Le morceau de viande : une histoire de notre temps

J’avais pris l’habitude de penser à cette dame comme à mon morceau de viande. Par suite, je la nommais ainsi devant  ceux que j’estime assez pour en faire des intimes. Mais ces derniers ne sont jamais dépourvus de domesticité ou de visites. Ainsi je fus confronté parfois à quelque auditeur adventice muni d’oreilles pas si fines et d’un cerveau à l’avenant.
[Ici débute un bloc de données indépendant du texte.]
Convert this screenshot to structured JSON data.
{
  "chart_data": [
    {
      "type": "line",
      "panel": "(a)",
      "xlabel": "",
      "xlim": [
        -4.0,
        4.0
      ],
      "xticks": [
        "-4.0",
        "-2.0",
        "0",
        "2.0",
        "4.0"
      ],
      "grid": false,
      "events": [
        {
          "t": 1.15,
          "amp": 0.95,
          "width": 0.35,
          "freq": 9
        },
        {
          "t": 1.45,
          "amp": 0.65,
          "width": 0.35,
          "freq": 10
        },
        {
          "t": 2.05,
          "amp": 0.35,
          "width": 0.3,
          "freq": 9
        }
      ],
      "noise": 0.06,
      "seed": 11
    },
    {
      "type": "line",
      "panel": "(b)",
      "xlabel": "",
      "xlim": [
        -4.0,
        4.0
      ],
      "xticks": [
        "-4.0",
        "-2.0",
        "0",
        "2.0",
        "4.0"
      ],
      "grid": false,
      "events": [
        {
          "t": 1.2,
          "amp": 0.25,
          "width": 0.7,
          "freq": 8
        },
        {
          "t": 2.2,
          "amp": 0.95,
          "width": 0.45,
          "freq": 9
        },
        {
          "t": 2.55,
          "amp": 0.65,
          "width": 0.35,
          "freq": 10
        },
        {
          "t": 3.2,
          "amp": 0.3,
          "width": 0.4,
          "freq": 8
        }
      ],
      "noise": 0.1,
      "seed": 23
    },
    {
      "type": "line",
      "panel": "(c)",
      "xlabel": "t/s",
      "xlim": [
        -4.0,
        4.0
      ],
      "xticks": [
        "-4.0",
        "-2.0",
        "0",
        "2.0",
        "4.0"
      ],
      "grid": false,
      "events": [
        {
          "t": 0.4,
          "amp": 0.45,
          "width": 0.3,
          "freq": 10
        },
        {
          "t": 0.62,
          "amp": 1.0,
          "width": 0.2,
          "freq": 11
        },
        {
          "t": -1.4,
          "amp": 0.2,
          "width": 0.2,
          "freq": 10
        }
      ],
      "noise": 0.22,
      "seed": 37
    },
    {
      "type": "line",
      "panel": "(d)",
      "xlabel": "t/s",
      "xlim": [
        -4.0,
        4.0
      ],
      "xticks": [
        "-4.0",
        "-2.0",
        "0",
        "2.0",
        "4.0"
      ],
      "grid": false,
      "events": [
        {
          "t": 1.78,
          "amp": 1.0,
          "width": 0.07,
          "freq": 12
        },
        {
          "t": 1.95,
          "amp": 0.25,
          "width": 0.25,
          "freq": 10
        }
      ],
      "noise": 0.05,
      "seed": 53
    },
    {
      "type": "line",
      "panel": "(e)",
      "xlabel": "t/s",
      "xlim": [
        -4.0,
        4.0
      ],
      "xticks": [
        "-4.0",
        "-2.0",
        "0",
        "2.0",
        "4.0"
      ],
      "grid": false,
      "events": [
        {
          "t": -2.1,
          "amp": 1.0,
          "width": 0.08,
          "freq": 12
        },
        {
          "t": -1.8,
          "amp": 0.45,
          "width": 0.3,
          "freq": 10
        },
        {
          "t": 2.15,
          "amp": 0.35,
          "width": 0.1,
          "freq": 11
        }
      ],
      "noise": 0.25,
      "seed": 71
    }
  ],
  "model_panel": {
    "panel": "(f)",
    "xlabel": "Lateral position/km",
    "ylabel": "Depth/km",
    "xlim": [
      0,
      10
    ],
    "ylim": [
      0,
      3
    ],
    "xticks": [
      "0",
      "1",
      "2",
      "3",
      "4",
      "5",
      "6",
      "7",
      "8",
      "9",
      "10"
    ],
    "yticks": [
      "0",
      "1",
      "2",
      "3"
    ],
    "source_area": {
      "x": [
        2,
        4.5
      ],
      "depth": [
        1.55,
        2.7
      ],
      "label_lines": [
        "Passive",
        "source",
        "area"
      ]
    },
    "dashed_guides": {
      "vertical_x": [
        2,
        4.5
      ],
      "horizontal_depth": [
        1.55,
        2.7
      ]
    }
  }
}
Je dus préciser plus d’une fois que la dénonimation désinvolte par moi appliquée à cette dame ne pouvait qu’exprimer un franc mépris pour moi-même, pauvre animal mu par son appétit, et non pour la dame, en aucun cas. La dame en question était aussi bête et méchante qu’elle était accorte, pimpante, plutôt épargnée par le passage des ans. Elle était conquise par ce qu’elle estimait mon bel état de conservation et, ambition presque comique de sa part, elle disait apprécier la puissance de mon esprit. Je dois à la plus stricte honnêteté de dire que nous nous entendions, entre les draps et avec un fond de chaîne de télévision d’info en continu, comme cochons en bauge ! Cette histoire fera se souvenir, aux quelques amateurs de littérature (en voie de disparition), des brûlants ébats charnels de Paul Léautaud, bon écrivain, avec celle qu’il appelle le Fléau ou garce malfaisante parce que sa malignité ne pouvait faire obstacle au caractère aphrodisiaque de ses appas dodus et de ses mœurs libertines ; c’était l’épouse d’un ami proche, cocu consentant, généreux de son bien et très aimé par l’amant crapoteux. Je crois dur comme fer que la méchanceté de l’objet patent du désir est le meilleur antidote contre le trop fameux sentiment de culpabilité. Un peu de pudeur maintenant, il faut tirer le rideau. Alors comprenne qui voudra ou le pourra.